Representing the Oceanic Pro League at the 2018 Mid-Season Invitational will be the Dire Wolves, a long-time Wild Card contender and perennial regional powerhouse. However, on the international stage, the Wolves have failed to impress, as an international record of 4-8 in 2017 kept them from advancing past the Play-in stages at both MSI and the World Championship.

        However, in 2018, the Dire Wolves have come back stronger with a revamped roster that took Oceania by storm this Spring, posting a 23-6 record including a reverse sweep in the OPL Finals over longtime rivals, Chiefs Esports Club. However, the team has not been without its fair share of roster swaps. After Support player Mitchell “Destiny” Shaw left the Wolves last December to play for the aforementioned Chiefs, Andy “Cupcake” van der Vyver stepped up to the plate to play support for the Dire Wolves, creating one of the strongest bottom lane duos in Oceania alongside Calvin “k1ng” Truong.

         In addition to Cupcake’s major contributions for the Wolves, fresh-faced mid laner Stephen “Triple” Li transformed the organization as a whole after replacing franchise player Richard “Phantiks” Su. Although Phantiks would go on to coach the Chiefs during the Spring Split, the Wolves were able to overcome their eternal rivals and represent Oceania at their fourth international tournament over the past two years.

        Throughout the course of the Spring Split, the Wolves were able to play to their strengths, as they played the meta exceptionally well and perfected many of the strongest champions in the game.

        Triple had no fears on Taliyah, as he posted a 7-0 win-rate on the Stoneweaver with a whopping KDA of 6.9. Top laner Ryan “Chippys” Short had a 9-0 record on Gangplank this Split, as well as an 8-1 record on Camille, further proving that the strengths of the Dire Wolves roster is practically limitless. Along with the raw talent of their solo laners, much of the Wolves’ success was generated by their bottom lane, as well. K1ng and Cupcake combined for an average KDA of 5.5 with a KP of 68.7%.

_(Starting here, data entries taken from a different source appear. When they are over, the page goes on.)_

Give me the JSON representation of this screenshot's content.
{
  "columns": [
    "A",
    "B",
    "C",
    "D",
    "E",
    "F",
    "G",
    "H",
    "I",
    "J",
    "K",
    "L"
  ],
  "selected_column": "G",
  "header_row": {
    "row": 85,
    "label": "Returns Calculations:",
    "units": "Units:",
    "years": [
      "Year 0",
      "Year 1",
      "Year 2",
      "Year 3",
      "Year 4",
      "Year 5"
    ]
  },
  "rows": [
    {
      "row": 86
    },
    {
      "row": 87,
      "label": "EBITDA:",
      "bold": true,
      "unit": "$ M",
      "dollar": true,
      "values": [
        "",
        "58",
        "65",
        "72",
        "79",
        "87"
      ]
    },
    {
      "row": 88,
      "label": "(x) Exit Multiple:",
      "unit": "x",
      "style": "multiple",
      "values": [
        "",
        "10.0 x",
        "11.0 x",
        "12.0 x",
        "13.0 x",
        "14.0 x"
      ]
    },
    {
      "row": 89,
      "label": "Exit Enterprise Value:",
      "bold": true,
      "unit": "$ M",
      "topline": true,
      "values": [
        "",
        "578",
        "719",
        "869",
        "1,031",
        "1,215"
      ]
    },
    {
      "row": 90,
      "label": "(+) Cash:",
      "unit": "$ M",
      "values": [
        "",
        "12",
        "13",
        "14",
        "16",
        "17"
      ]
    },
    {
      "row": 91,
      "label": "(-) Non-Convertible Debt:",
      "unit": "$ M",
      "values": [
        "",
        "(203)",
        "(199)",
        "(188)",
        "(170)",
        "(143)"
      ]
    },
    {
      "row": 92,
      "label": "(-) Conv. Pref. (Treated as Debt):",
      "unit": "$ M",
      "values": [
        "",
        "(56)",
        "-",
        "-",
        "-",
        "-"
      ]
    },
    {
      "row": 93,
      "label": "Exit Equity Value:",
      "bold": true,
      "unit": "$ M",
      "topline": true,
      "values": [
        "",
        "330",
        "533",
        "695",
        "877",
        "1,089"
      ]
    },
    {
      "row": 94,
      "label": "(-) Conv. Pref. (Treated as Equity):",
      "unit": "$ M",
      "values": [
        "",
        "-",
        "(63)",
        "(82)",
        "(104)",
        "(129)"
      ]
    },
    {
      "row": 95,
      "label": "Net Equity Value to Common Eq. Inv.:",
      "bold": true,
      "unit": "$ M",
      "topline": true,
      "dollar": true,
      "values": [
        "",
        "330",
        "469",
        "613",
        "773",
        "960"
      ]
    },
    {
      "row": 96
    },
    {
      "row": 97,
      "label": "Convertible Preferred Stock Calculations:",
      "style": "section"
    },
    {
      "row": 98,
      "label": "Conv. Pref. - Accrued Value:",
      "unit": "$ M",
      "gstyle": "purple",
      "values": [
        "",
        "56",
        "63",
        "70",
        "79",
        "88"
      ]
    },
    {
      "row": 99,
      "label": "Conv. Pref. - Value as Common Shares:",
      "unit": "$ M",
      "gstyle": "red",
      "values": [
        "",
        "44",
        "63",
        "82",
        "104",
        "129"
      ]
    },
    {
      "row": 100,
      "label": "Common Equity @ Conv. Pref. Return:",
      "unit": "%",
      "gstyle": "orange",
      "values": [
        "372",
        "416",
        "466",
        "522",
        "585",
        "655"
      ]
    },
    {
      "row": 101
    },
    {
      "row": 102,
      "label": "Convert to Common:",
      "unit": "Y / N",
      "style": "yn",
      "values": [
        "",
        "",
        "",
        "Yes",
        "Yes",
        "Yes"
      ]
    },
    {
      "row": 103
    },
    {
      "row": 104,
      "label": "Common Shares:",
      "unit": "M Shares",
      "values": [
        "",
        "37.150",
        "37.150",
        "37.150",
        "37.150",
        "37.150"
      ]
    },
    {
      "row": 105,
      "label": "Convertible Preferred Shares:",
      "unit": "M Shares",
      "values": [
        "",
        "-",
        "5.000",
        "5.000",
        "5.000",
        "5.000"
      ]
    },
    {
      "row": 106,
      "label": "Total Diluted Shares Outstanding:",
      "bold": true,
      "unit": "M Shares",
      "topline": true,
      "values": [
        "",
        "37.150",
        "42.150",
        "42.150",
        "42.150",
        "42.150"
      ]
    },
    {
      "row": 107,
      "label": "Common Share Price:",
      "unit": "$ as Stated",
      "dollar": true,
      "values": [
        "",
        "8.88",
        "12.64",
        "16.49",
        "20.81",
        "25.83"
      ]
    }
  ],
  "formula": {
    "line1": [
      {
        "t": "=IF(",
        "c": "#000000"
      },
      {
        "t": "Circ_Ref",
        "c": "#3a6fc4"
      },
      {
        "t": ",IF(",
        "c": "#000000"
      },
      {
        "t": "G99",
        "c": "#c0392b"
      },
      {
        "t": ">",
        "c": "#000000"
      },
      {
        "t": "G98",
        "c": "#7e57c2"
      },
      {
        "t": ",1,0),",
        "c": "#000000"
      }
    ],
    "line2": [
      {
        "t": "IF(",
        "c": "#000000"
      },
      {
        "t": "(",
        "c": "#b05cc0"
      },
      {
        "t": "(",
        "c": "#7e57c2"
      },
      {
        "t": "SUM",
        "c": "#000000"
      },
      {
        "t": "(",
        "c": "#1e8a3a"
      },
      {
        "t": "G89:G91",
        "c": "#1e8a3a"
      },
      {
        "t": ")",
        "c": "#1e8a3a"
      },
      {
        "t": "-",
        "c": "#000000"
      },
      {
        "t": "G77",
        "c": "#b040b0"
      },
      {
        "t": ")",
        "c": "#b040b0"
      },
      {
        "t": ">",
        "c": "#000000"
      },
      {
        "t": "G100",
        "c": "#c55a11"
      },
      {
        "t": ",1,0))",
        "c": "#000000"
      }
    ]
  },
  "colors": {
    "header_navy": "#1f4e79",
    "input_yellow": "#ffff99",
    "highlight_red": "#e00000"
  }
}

        Cupcake’s presence and pressure were major keys for Dire Wolves, as his success on tanks landed him a 79% win-rate when playing a “beefy” champion. In fact, Cupcake only played a ranged support once this year, when he played Bard against the Bombers, a game where he finished with a scoreline of 2/2/9, helping destroy the enemy Nexus in just 27 minutes. In every other contest this season, the Dire Wolves have placed their Support on full-blown tanks like Alistar or pseudo-tanks like Rakan. 

       With all of this in mind, it will be incredibly difficult to find counter-play against the Dire Wolves’ bottom lane, as both k1ng and Cupcake have taken 2018 to establish their massive champion pools. The Wolves’ duo has even shown success on picks across the board such as Vayne, Miss Fortune,  and Leona, making it challenging for opposing teams to ban them out.

         Although the Dire Wolves were ousted by Cloud9 and Team oNe at the Group Stage of last year’s World Championship Play-in Stage, this year’s iteration of the roster has a much different look, as a squad lined with Oceanic superstars has the potential to seriously shake things up at the tournament. The Wolves look like one of the most dominant teams competing in the MSI Play-in Stage; their macro skills and snowballing prowess have made them the most successful team in Oceania this season. And with a fairly new and much improved roster in tow, the Dire Wolves could be a surefire pick to run with the big dogs when the MSI Main Event begins on May 11.